In contrast to the detailed descriptions of game and hunting, there are relatively few insights into Rae’s personal thoughts and feelings during his career as an Arctic explorer. Few strong emotions make their way into the Autobiography, and most of the narrative adopts a matter-of-fact tone. Readers looking for insights into what Rae really thought of Franklin, for example, or about the tragic fate of the Franklin expedition will come away largely disappointed. Rae does allow himself some moments of self-reflection. Summing up, for example, the “very different knowledge of birds and beasts” between himself and Sir John Richardson, one of his companions at Fort Confidence during the winter of 1848–1849, he wrote:

I as a keen sportsman could tell by long practise what a bird or quadruped was, at a great distance by its flight or peculiar movements. Sir John could not do this but when he got either to hand he could point out each marking and peculiarity which distinguished it from some other variety or species of close resemblance with an accuracy which I could not pretend to, thus indicating our separate lines of study, his being by far the more minute, intricate, and important of the two. (196)

The sense of deference that comes at the end of this comparison suggests that Rae knew his place in the social and scientific hierarchies of nineteenth-century British exploration. These hierarchies would work against him following his presentation of evidence about the Franklin expedition, especially the suspicion of cannibalism. In his conflict with the English polar establishment, it is interesting to note some interesting parallels to the later experiences of the Scottish Antarctic explorer William Speirs Bruce.

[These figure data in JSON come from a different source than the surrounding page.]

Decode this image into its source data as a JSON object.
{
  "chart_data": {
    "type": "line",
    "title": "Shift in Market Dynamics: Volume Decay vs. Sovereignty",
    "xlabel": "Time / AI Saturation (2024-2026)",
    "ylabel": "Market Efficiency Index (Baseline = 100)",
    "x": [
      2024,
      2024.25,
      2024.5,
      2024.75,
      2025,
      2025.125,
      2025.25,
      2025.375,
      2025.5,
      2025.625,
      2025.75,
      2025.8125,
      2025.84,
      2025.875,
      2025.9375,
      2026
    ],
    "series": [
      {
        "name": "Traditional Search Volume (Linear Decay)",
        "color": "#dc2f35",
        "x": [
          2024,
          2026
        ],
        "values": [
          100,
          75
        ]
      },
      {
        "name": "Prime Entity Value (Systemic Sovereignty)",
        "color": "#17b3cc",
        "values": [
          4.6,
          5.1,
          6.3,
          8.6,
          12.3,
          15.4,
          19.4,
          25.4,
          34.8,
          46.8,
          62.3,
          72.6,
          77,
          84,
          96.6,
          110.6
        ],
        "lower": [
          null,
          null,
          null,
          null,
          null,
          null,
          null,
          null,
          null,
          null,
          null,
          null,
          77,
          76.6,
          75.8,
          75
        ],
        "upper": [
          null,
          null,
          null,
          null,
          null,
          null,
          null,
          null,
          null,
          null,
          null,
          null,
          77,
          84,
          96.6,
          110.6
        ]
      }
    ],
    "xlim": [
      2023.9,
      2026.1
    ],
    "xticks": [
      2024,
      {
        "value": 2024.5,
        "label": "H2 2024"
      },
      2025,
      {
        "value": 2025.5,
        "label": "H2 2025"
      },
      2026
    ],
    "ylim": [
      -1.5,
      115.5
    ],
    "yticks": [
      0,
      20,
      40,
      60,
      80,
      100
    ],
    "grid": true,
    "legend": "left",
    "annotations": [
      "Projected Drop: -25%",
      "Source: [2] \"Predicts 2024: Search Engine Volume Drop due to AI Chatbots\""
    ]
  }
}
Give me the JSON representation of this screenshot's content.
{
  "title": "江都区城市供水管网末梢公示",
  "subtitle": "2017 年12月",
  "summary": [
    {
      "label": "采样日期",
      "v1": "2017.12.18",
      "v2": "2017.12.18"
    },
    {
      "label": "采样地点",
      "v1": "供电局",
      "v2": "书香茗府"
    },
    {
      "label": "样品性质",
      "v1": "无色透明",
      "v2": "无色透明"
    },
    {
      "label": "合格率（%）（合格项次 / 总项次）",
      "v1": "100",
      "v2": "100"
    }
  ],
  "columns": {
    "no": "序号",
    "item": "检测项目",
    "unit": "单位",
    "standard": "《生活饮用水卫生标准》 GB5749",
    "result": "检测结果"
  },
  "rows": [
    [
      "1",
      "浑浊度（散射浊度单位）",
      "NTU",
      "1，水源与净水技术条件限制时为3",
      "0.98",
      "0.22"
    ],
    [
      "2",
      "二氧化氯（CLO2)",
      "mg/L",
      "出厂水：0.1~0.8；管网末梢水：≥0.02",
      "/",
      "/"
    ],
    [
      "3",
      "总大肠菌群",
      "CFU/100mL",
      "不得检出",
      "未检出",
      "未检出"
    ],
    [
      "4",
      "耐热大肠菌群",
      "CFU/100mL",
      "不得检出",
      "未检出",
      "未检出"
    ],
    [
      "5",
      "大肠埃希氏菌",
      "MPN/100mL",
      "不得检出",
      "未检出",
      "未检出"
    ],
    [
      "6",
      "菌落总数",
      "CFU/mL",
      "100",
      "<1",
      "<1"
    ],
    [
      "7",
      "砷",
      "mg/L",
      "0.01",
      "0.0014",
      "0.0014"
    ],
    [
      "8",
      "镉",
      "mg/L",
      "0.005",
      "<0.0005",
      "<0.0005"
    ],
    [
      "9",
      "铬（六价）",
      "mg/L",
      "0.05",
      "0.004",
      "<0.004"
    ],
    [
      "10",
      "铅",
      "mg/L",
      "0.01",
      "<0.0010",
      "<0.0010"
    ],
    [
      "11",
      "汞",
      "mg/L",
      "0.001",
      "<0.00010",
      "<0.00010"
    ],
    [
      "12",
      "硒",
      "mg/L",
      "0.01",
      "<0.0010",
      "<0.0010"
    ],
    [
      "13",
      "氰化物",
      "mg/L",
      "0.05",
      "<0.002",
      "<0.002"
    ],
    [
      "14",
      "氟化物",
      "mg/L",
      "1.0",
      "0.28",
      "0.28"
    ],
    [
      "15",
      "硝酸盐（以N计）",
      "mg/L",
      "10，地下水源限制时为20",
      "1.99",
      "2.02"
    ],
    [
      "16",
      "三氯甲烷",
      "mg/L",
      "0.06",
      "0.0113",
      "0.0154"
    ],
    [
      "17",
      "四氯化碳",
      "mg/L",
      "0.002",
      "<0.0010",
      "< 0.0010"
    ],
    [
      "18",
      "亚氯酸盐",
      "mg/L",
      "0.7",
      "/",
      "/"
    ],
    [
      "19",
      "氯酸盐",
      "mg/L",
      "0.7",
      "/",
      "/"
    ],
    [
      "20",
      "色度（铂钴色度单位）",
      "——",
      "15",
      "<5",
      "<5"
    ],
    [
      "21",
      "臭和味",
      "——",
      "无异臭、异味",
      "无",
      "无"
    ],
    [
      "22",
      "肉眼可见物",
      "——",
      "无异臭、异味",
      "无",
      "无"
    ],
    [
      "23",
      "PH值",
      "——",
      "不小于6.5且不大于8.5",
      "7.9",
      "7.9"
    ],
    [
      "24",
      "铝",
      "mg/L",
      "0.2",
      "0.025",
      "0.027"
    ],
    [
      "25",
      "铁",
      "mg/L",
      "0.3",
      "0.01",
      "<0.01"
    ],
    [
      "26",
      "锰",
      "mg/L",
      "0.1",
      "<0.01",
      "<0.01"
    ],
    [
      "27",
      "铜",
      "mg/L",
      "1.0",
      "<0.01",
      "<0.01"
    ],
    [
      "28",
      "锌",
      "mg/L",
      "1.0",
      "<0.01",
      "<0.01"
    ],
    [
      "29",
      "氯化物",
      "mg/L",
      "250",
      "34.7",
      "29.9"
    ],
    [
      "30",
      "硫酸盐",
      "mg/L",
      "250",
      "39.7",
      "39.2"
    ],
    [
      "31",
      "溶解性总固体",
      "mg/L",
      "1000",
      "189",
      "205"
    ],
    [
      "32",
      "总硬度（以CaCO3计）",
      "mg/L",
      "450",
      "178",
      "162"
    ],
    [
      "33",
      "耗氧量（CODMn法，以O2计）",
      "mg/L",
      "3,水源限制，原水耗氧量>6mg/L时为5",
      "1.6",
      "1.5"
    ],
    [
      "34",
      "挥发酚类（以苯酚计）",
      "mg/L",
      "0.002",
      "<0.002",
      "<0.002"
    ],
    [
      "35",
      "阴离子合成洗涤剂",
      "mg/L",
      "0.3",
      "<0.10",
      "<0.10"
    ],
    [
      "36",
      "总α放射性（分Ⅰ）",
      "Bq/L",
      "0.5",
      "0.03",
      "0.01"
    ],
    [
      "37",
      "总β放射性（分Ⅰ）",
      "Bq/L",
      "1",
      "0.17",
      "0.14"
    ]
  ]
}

Just as Rae knew his place in the social hierarchy, he never doubted that he was at the top of the racial hierarchies of the day. His racist views were very much of the time and do not appear to have been particularly extreme. But a reader looking for evidence of the casual everyday racism that characterized the settler colonial experience in mid-nineteenth-century Canada will find plenty of evidence in the Autobiography. Before embarking on his expeditions to the High Arctic, for example, he offers a derogatory description of “two Indians” who had worked with him in the fur trading factories of the Hudson’s Bay Company. These men were members of the Wesleyan Mission, but according to Rae they used their faith as an excuse not to work on Sundays and even to “appropriate” the belongings of others. “Their idea,” Rae concluded, is “I have faith, I pray, therefore I am saved. I may now steal, lie, or be as immoral as a please—nothing can hurt me!!!” (104). Though Rae can sometimes be complimentary about the skills and attitudes of the local people, his descriptions frequently descend into fairly crude racial stereotypes. Similarly, though women are certainly not absent from the Autobiography, this is, unsurprisingly, very much a male description of what Rae perceived to be a masculine world.

John Rae’s unfinished Autobiography is not an easy book to read, and it would not surprise me if it ends up being unfinished by many of its readers. The difficulties are primarily due to the style of the writing and the fact that it is being published as a primary source without the significant editing process it would almost certainly have gone through if it had been published during Rae’s lifetime. As a consequence, the reading experience is not dissimilar to visiting a historical archive, albeit an archive that has been carefully curated by William Barr. Specialists in Arctic history will find much of interest in this volume. John Rae was clearly an extraordinary individual who made an important contribution to the history of nineteenth-century Arctic exploration and, despite his flaws, it is good to see that he is finally getting the attention that he deserves.